Which could make things really difficult, I thought, as I looked at the ring he’d given me. All it would take would be someone hurting Trent for me to do something really stupid.

“You okay?” David’s smooth voice folded into the morning like fog over water.

“Thanks for doing this with me,” I said, not answering him, and he grinned.

“Wouldn’t miss it.” His smile rose to encompass his eyes. “The hard part was convincing the rest of the pack to hold off. They’d do anything for you. You know that, right?”

“Which is why they aren’t here,” I said, not comfortable with people I hardly knew risking so much for me.

But David was clearly in a good mood, grinning at my slowly dissolving enthusiasm. The closer we got to the old tavern with its no-downstairs-windows theme and weather-beaten façade, the less I liked it. We had to get Zack and Nash without leaving any evidence of having been there. If we were caught, Constance would be within her legal rights to bring charges, even if she’d been illegally detaining Zack. It was home invasion, pure and simple, and the more well-known I became, the more scrutiny I was under, and the more finicky the I.S. was about me breaking the law. David might get a night in jail and probation, but I’d be dropped into a high-security prison, wrapped in so much red tape that even Ivy couldn’t get me out.

“Jenks,” David said softly, and my wandering, worried thoughts focused.

We were almost to the front door, and I swung my hair from my shoulders to give him a place to land. “Good to go?” I asked, more nervous, not less.

“Good,” he echoed. “I did another aboveground sweep. There’s only the one guy.” He fingered the finding amulet around his neck, still glowing a faint red. “They must be downstairs.”

Boots scuffing, we went up the wide, shallow steps to the large porch where vamps had once relaxed and flirted while waiting for a table. Boxes and furniture were stacked almost to the roof, left as if the people had simply vanished. “You think it’s a trap?”

David fingered his rifle. “Any time you’re entering a vampire’s home, it’s a trap.” He paused. “Front door, eh?” he said, squinting in worry.

“You want to shimmy up to the roof and come in through the second story?” I asked.

“I’m telling you, it’s one guy upstairs, and he’s in a drunk stupor,” Jenks insisted. “The cameras are tripped. You’re a ghost, Rache.”

But that was kind of what I was afraid of. Pulse fast, I took Ivy’s spare key from my pocket. My chin lifted at the faint scent of lily as I fitted it into the lock, but the door was open, and I hesitated, my misgivings thickening. This was too easy. We were being played.
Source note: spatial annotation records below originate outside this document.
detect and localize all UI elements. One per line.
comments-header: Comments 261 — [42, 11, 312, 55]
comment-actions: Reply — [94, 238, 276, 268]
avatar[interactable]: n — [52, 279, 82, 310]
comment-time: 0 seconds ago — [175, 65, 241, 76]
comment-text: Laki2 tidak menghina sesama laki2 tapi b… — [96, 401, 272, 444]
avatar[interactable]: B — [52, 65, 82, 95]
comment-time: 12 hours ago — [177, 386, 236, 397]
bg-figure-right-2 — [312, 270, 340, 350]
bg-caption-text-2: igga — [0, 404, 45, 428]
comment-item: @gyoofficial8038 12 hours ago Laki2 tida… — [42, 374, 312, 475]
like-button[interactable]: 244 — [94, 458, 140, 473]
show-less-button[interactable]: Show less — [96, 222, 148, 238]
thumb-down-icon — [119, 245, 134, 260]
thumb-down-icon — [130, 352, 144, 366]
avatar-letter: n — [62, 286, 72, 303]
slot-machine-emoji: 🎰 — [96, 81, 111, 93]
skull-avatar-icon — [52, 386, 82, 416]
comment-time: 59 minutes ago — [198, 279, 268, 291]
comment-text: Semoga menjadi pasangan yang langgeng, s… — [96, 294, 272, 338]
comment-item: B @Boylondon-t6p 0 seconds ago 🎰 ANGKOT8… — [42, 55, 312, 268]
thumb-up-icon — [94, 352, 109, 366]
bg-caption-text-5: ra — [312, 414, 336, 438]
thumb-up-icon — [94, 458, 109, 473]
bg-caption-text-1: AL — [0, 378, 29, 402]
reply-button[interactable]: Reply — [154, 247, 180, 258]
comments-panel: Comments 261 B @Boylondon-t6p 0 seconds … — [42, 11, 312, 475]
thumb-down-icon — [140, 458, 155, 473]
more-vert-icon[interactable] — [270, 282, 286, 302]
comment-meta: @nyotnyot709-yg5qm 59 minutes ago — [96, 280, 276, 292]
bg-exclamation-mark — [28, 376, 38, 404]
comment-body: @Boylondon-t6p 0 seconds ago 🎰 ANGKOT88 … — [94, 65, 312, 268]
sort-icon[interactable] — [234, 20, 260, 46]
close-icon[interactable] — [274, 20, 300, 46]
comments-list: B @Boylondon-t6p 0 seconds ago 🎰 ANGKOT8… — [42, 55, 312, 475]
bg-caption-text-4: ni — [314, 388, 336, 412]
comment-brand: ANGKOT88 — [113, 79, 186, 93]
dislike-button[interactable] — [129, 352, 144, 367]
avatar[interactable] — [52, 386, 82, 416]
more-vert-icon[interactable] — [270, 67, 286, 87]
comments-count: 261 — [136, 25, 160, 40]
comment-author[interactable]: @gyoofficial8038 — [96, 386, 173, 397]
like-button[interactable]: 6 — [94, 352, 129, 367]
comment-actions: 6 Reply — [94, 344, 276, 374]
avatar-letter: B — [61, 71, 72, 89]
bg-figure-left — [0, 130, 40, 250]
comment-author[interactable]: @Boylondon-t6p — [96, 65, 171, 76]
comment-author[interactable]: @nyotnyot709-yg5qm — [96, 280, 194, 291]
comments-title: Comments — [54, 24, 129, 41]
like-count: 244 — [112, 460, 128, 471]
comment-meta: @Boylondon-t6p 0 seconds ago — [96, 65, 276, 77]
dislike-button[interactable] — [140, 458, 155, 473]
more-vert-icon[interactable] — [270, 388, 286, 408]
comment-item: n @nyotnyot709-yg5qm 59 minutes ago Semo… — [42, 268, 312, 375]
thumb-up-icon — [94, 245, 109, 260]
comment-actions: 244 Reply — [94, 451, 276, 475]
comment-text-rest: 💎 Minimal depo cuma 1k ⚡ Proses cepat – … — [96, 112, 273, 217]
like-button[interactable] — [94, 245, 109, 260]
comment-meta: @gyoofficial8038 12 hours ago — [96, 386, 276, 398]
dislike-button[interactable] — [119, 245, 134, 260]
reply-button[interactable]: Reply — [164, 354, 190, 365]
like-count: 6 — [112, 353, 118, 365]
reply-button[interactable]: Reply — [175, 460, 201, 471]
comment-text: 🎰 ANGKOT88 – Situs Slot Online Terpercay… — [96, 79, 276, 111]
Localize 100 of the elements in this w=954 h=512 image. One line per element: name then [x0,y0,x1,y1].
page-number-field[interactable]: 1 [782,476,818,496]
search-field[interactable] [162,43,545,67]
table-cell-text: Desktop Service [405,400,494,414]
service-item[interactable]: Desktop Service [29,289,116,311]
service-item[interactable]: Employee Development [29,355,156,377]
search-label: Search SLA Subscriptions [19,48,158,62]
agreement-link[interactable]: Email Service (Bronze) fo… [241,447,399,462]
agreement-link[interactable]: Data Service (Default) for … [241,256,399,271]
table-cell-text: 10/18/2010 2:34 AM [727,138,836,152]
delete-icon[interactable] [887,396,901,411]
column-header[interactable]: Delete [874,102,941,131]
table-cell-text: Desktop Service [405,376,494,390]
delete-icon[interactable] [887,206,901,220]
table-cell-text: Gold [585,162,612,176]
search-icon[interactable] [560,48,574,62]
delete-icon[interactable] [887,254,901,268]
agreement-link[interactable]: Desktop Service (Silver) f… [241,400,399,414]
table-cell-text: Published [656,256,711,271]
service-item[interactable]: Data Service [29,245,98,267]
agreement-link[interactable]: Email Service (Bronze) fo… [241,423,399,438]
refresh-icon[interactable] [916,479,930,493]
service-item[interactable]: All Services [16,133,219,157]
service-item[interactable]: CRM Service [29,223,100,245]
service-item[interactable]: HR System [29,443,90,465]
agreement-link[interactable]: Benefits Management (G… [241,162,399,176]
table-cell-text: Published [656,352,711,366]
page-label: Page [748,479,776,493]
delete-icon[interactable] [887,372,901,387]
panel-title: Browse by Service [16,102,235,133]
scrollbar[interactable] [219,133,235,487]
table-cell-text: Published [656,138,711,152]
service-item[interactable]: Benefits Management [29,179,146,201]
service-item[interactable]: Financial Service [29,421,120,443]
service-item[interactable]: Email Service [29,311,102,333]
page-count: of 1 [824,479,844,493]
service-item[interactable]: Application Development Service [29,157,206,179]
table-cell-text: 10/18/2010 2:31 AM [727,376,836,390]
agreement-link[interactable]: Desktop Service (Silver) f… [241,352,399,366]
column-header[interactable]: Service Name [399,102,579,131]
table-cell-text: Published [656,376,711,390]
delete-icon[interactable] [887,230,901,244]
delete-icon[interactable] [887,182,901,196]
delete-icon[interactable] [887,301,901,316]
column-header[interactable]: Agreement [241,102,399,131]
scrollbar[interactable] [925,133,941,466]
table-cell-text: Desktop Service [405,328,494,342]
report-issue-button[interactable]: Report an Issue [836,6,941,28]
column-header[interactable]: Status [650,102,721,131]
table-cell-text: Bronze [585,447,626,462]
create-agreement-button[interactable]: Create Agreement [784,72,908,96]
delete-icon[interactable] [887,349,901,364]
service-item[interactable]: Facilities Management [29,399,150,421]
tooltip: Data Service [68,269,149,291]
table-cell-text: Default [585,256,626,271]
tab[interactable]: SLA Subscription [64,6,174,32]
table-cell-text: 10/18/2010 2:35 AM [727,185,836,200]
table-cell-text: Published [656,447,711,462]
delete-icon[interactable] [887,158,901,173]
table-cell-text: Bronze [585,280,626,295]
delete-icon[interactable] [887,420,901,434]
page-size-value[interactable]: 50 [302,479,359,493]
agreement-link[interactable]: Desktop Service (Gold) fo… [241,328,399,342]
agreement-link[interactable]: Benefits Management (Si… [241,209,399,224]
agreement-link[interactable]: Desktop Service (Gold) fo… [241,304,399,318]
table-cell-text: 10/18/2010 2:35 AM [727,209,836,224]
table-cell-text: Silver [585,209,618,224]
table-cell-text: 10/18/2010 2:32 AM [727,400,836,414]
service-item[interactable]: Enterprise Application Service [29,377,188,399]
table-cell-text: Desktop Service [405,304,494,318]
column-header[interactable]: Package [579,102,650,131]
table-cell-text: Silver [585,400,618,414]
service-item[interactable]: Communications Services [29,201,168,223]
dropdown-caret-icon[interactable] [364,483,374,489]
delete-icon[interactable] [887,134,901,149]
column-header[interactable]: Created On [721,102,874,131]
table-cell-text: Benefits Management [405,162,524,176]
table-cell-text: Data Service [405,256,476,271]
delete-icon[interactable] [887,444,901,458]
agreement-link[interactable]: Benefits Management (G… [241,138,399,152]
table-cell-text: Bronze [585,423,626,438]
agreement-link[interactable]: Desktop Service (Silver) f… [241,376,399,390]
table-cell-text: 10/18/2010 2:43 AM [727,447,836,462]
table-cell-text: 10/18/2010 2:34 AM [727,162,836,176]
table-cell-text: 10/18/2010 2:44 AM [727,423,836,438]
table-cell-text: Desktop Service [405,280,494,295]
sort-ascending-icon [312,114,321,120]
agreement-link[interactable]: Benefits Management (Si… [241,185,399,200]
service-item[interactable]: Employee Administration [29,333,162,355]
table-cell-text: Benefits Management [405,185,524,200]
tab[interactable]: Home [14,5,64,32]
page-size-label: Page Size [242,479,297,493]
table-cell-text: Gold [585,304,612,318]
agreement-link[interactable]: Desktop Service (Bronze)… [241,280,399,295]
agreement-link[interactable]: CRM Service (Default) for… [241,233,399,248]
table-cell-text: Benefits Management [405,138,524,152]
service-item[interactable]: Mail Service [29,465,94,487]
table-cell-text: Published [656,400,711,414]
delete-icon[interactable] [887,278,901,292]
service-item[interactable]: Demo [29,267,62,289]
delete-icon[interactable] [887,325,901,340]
Breath held, I nudged the thick oak door open.

The scent of lily rolled out, nauseatingly strong. Under it was the tang of frightened vampire. I froze, unable to step forward, my neck tingling in memory.

“I’ll check it out,” David said as he edged past me in a hush of sliding leather.

Jenks followed, his dust a weird orange.

I should have moved, but every instinct said go. Turn around. Flee. My shadow lay long across the oak floor, scuffed and dirty from people moving things in and out. The bar looked about the same as it had for the last sixty years, with dark mirrors, darker bottles, and a light rectangle on the wall where the MPL license had hung. The large, open living room that had once held booths and tables was messy with unfamiliar move-in clutter, couches and chairs mashed up into an unusable pile before the seldom-lit fireplace. Open boxes covered the floor and the huge coffee table. It was as if everyone had been called away in midtask, and the feeling of impending disaster strengthened.